Сны на горе - страница 20
Тогда мама послала самому Сталину письмо с той довоенной фотографией, где трое «горкой», с просьбой прислать похоронку на мужа – фотографию вернули вместе со скупым ответом, что муж ее жив и скоро вернется.
А пока не пришла бумага из Москвы, Алик, в отличие от братьев-несмысленышей, хорошо прочувствовал, что такое сын врага народа. Зато с каким торжеством швырял он потом в окно вещи уже успевшего въехать в их законный дом «начальства».
Правда, жалко было ему выбрасывать отличные хромовые сапоги – сам он и мама ходили в ту зиму «на досточках» – привязанных к обмотанным тряпками ступням деревяшках. А малышню вообще за порог не выпускали – лежали рядком под рваным одеялом, главным скарбом семьи.
Поэтому швырнул он эти сапоги в самое лицо начальнику с особым остервенением, так что собравшиеся вокруг соседи только ахнули, но мама держала в руках письмо «от самого Сталина» – стерпел начальник.
Когда прошли военные и послевоенные годы – как волны на воде улеглись, – мама отправила Алика учиться не куда-нибудь, а в горный институт – на геолога. Что уж ею двигало, тогда никто не знал – в их степном краю про геологов и не слыхали.
Тихий застенчивый Алик безропотно институт закончил, а семья перебралась в другие края, поближе к столице, где был институт брата и другие институты, куда каждую осень уезжали братья, и собирались дома только на каникулы.
Причем привозили с собой друзей, так что в доме было многолюдно и многоголосно.

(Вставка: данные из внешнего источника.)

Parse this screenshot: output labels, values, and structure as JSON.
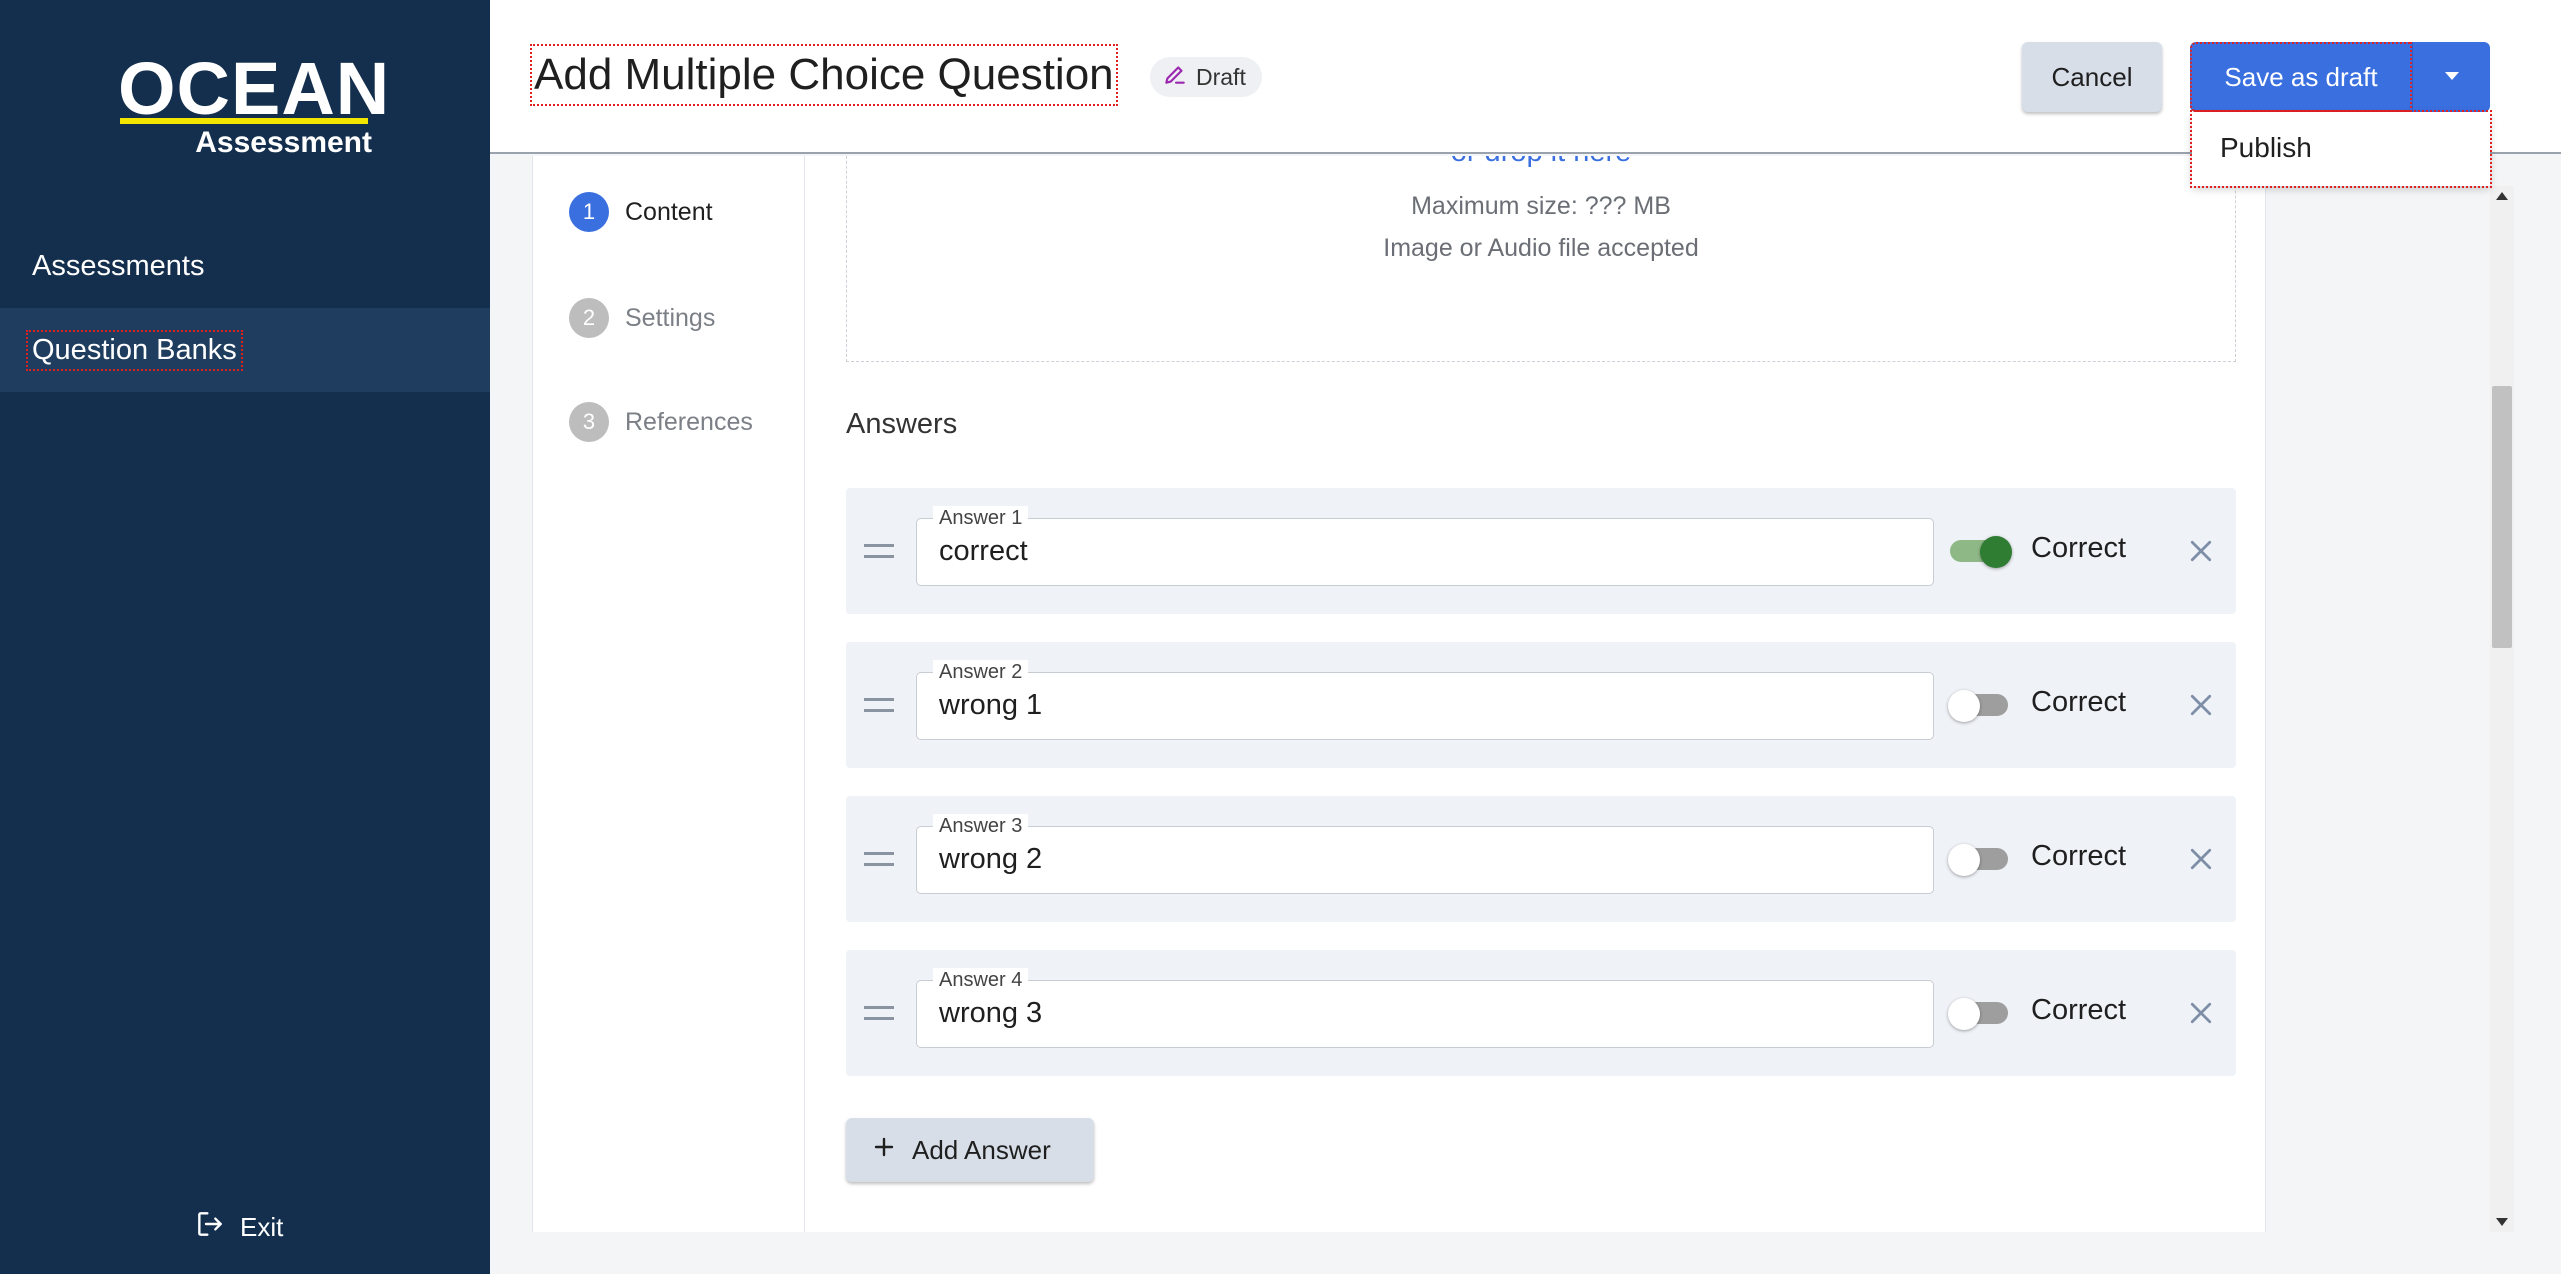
{
  "app": {
    "logo_word": "OCEAN",
    "logo_sub": "Assessment"
  },
  "sidebar": {
    "items": [
      {
        "label": "Assessments",
        "active": false
      },
      {
        "label": "Question Banks",
        "active": true
      }
    ],
    "exit_label": "Exit"
  },
  "header": {
    "title": "Add Multiple Choice Question",
    "status_chip": "Draft",
    "cancel_label": "Cancel",
    "save_label": "Save as draft",
    "dropdown_items": [
      "Publish"
    ]
  },
  "stepper": {
    "steps": [
      {
        "number": "1",
        "label": "Content",
        "active": true
      },
      {
        "number": "2",
        "label": "Settings",
        "active": false
      },
      {
        "number": "3",
        "label": "References",
        "active": false
      }
    ]
  },
  "upload": {
    "link_text": "or drop it here",
    "max_size": "Maximum size: ??? MB",
    "accepted": "Image or Audio file accepted"
  },
  "answers": {
    "heading": "Answers",
    "items": [
      {
        "label": "Answer 1",
        "value": "correct",
        "correct_label": "Correct",
        "is_correct": true
      },
      {
        "label": "Answer 2",
        "value": "wrong 1",
        "correct_label": "Correct",
        "is_correct": false
      },
      {
        "label": "Answer 3",
        "value": "wrong 2",
        "correct_label": "Correct",
        "is_correct": false
      },
      {
        "label": "Answer 4",
        "value": "wrong 3",
        "correct_label": "Correct",
        "is_correct": false
      }
    ],
    "add_label": "Add Answer"
  },
  "colors": {
    "sidebar_bg": "#132f4d",
    "accent": "#3a6fe0",
    "logo_underline": "#f2e600",
    "toggle_on": "#2e7d32"
  },
  "icons": {
    "draft_chip": "pencil-edit-icon",
    "exit": "exit-icon",
    "dropdown": "caret-down-icon",
    "drag": "drag-handle-icon",
    "remove": "close-icon",
    "add": "plus-icon"
  }
}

Включали патефон, устраивали танцы, лото, выезжали всей компанией на лодках. «Дети, – говорила мама, – поедем на природу, я задыхаюсь без воздуха», – это в нашем-то саду с цветами в рост человека и деревьями выше крыши!
Один Алик появлялся каждое лето после практики не с подружкой, а с огромным рюкзаком за спиной, набитым камнями, о которых он безуспешно пытался рассказывать непреклонной Эллочке, ее за эти годы покинуло большинство поклонников, включая и двух моих других братьев. Но не Алик.
Возможно, непреклонность Эллочки в какой-то степени поспособствовала тому, что большую часть своей дальнейшей жизни Алик провел одиноким волком в лесах Якутии, в геологоразведке.
Тогда это значило идти партией в тайгу, а там партия делилась по три человека, а три человека – уже по одному – от рассвета до заката с рюкзаком за плечами и молотком за поясом прокладывали новые маршруты. И так годами, иногда даже без отпусков – искали месторождение алмазов. Гибли там тогда молодые ребята со страшной силой – не только звери лесные, но и «братья лесные» в изобилии водились, была в те годы тайга прибежищем людей темных и отчаянных, готовых на все.
Держал как-то Алик под прицелом целые сутки барак уголовников – их присылали на работы, когда закладывали Мирный, алмазную столицу. Отчаянный народ прознал, что геологам зарплату привезли, и решил, пока парни люто гуляют, расправиться с ними, отнять деньги, провизию и оружие – ружья тогда геологам выдавали – и бежать в тайгу.
Алик – он не пил совсем, была у него такая особенность – один трезвым остался и держал дверь с озверевшей братвой под прицелом, пока друзья-товарищи не проспались и не повязали лихих людей – гуртом и с ружьями было не сложно справиться.
Случались и в безлюдной тайге у брата приключения – один раз привязался к нему на маршруте медведь и плелся за ним несколько километров. А брат знал, что его, нижняя, тропинка должна сойтись с верхней, по которой трусил медведь, как раз под горой, к которой и путь лежал, – дальше ходу не было. И вот он идет себе, постукивая молотком по породам, а медведь ровно на три шага сзади наверху порыкивает. А дело зимой было, медведь спать должен, а этот – шатун, самый опасный зверь в это время в тайге. И тут уже гора близко, в которую тропочка упирается. Алик, несмотря на холод, мокрый уже весь – а, страшно-не страшно, деваться некуда, – идет под конвоем медведя, молоточком постукивает.